I don’t know why but I just didn’t feel like ‘fessing up’ to a stranger, I usually just tell people if I’m wearing a wig or hair piece and am glad I do because a lady at church came up to me and asked in a whisper if I would give her the details of where I get them from because her hair is getting thin. It felt good to be able to help and that she knows she’s not the only one.
I’ve reached the age of extreme thinness on the top. And when the outgrowth comes through it seems to accentuate it. So, I bought a couple of wigs. They are close to my colour and style and will regularly wear them in between appointments.
I wore one to the hairdressers on the day of an appointment. As she greeted me she kept looking at my hair. She said, “You got your hair cut shorter then when I did it the other month.”
I replied in the negative. She gowned me and sat me in the chair. She looked at my hair and said, “Aren’t you booked in for a touch-up? You don’t need it…or a cut. What are you here for?”
My straight face deserted me and I started to laugh. When I confessed it was a wig she didn’t believe me and started to touch it. It wasn’t until I took it off she and the other stylist there believed it.
She’s not the first hair stylist who had no idea I’ve worn a wig!
When asked about where i get my hair done….i always say my sister in laws who’s a hairdresser. If they then say what colour do you use i reply, not sure i just put my faith in my sister in law and let her experiment with colours.
Dear Lizzie
I started wearing a hairpiece from simply wigs on Christmas Day 2016. I have not stopped since!
Only my immediate family know, not even my two sisters of similar age have t(wigged) it!
My son’s fiance complemented me on my hair so I confided in her that it was a hair piece. She was genuinely surprised. My son and daughter did not notice but I decided to share with them as well.

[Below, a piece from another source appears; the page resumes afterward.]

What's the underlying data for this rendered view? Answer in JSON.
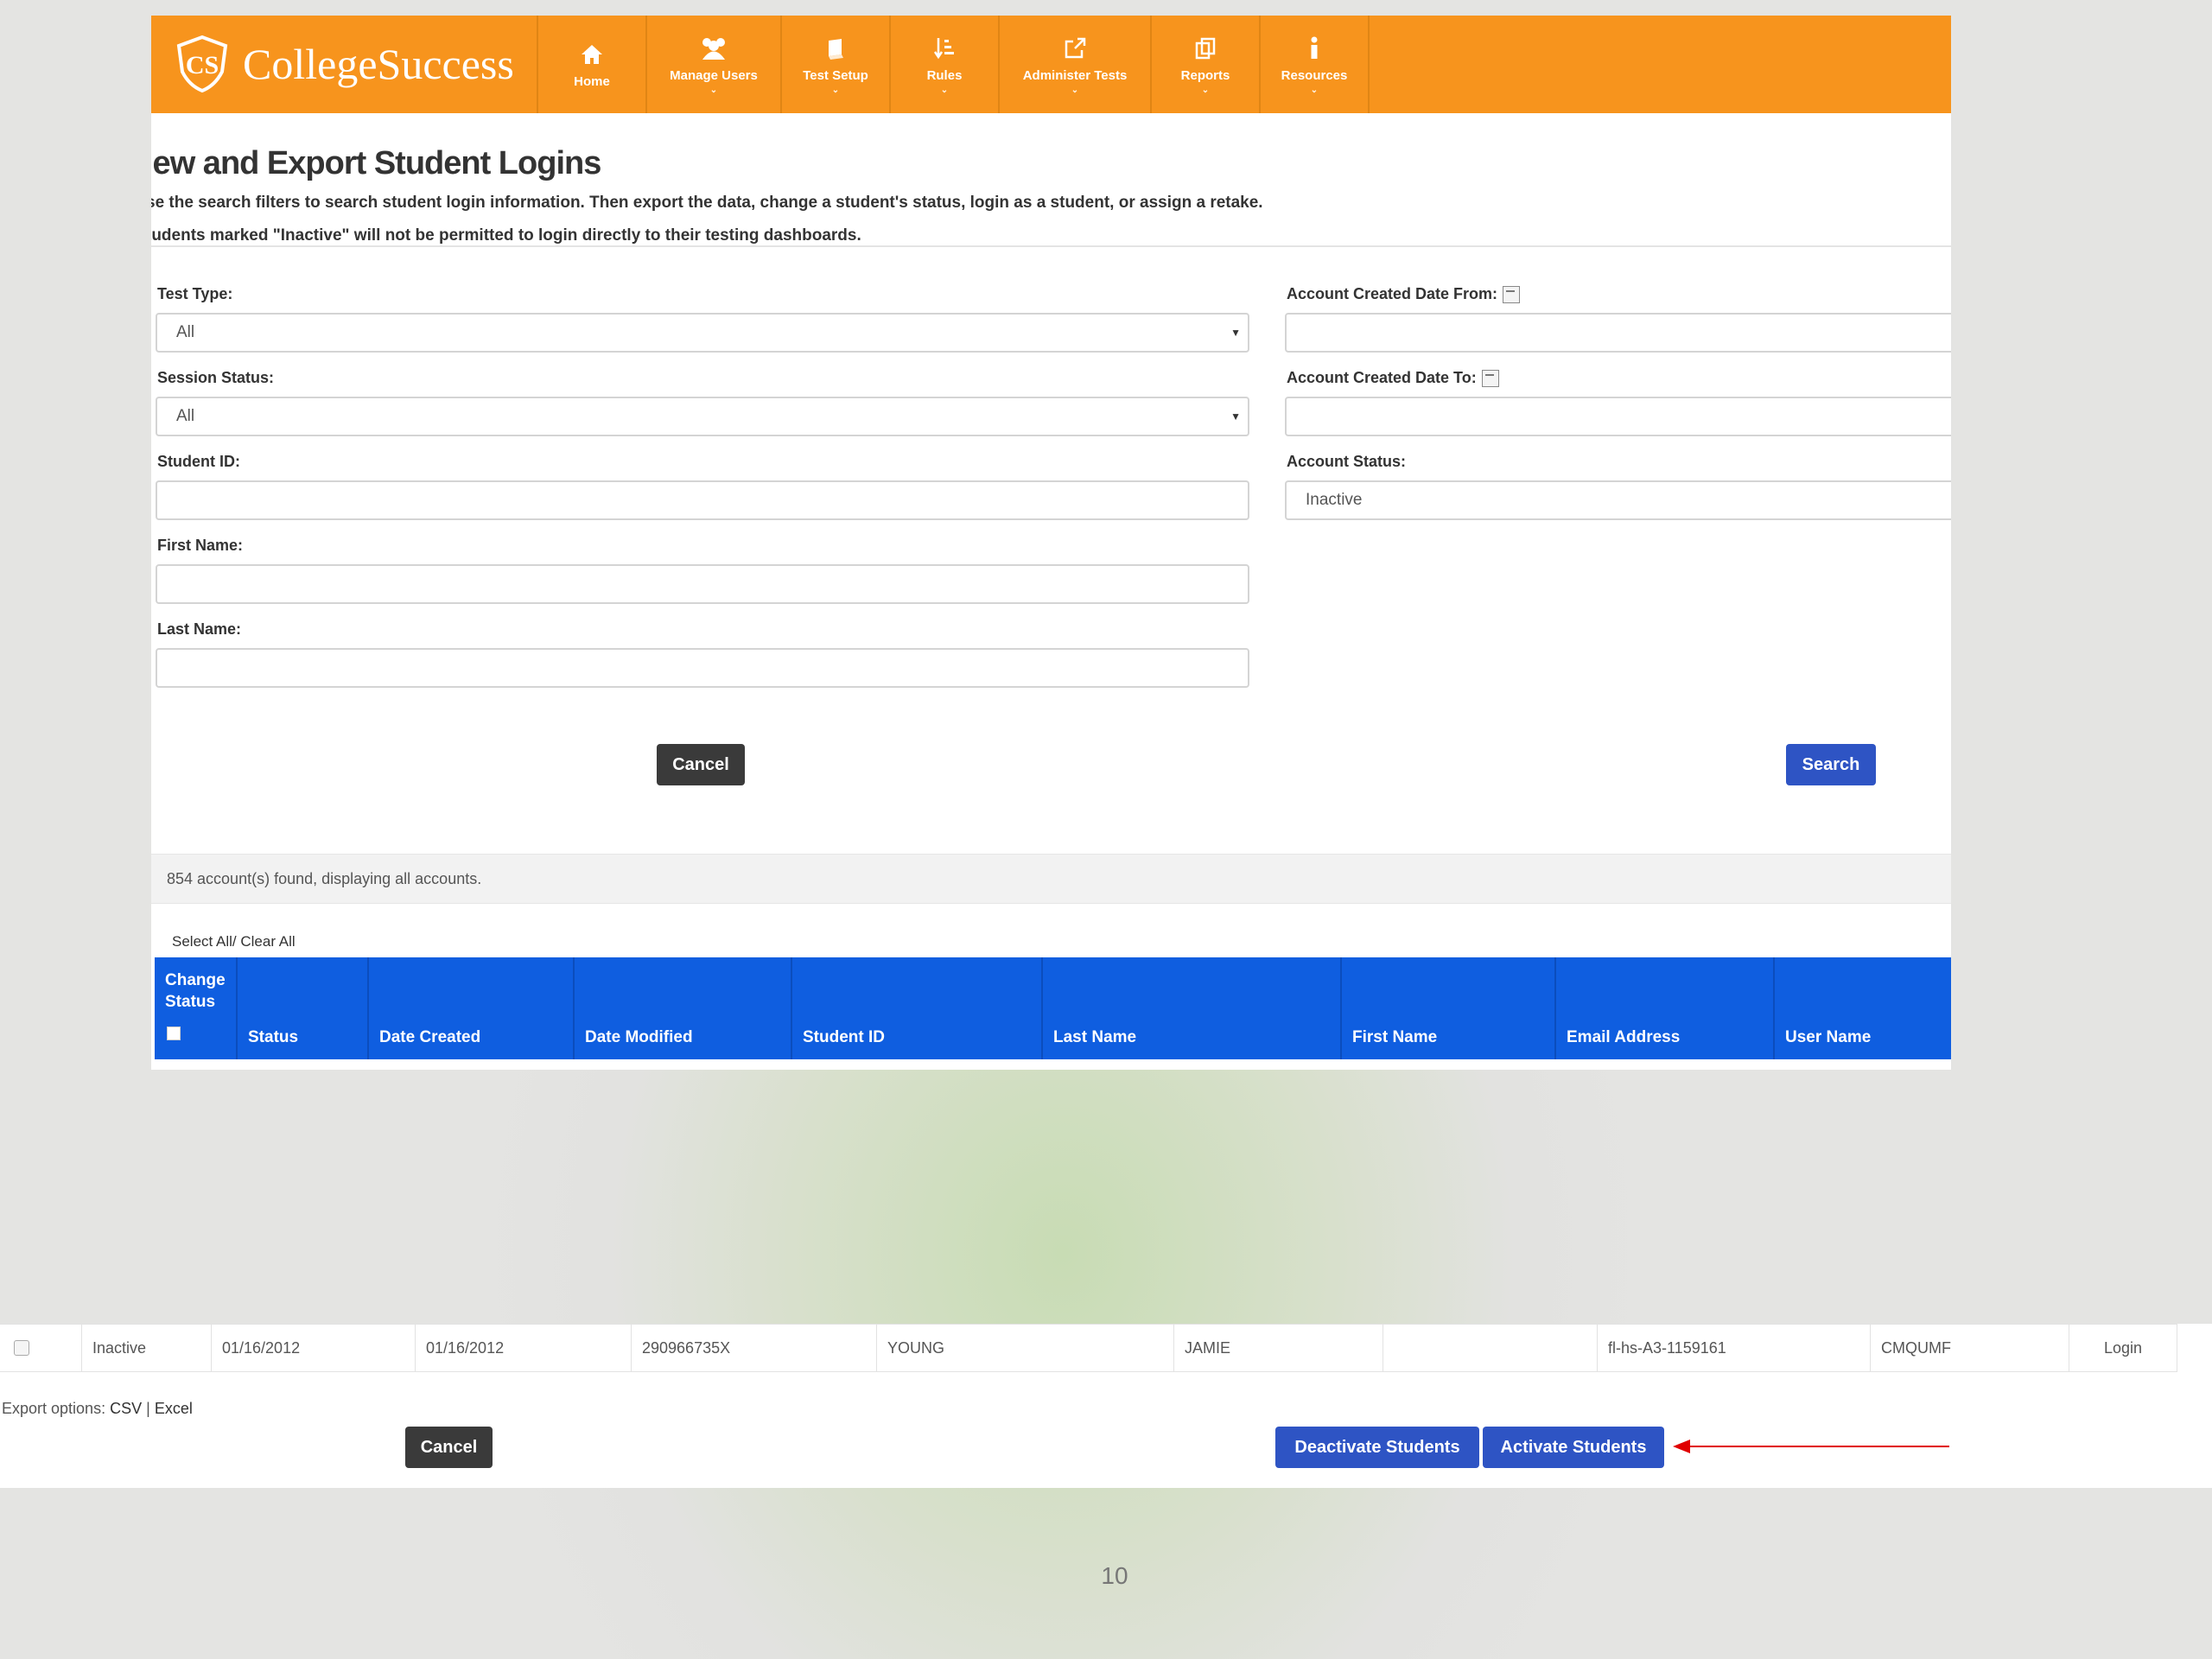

I have decided to share it with people who will benefit i.e. fellow hair loss sufferers. Apart from that I am so enjoying having the hair I’d always wanted. It has given me so much confidence and pleasure and I even survived a huge gust from Doris last week without it becoming unstable.
Marian x
I was once asked by a complete stranger at the next table in a restaurant “where do you get your hair done, it looks so nice”. I have also been told by an old school friend that she wished her hair was as nice as mine, and I am often complemented on how nice my hair looks.
I always ‘come clean’ – when I was loosing my hair and feeling extremely low I would have given anything for someone to tell me they knew someone else who had the same problem, so I think that by telling people one day the message may reach another person in the same situation and I would be only too glad to help – and point out all the advantages!!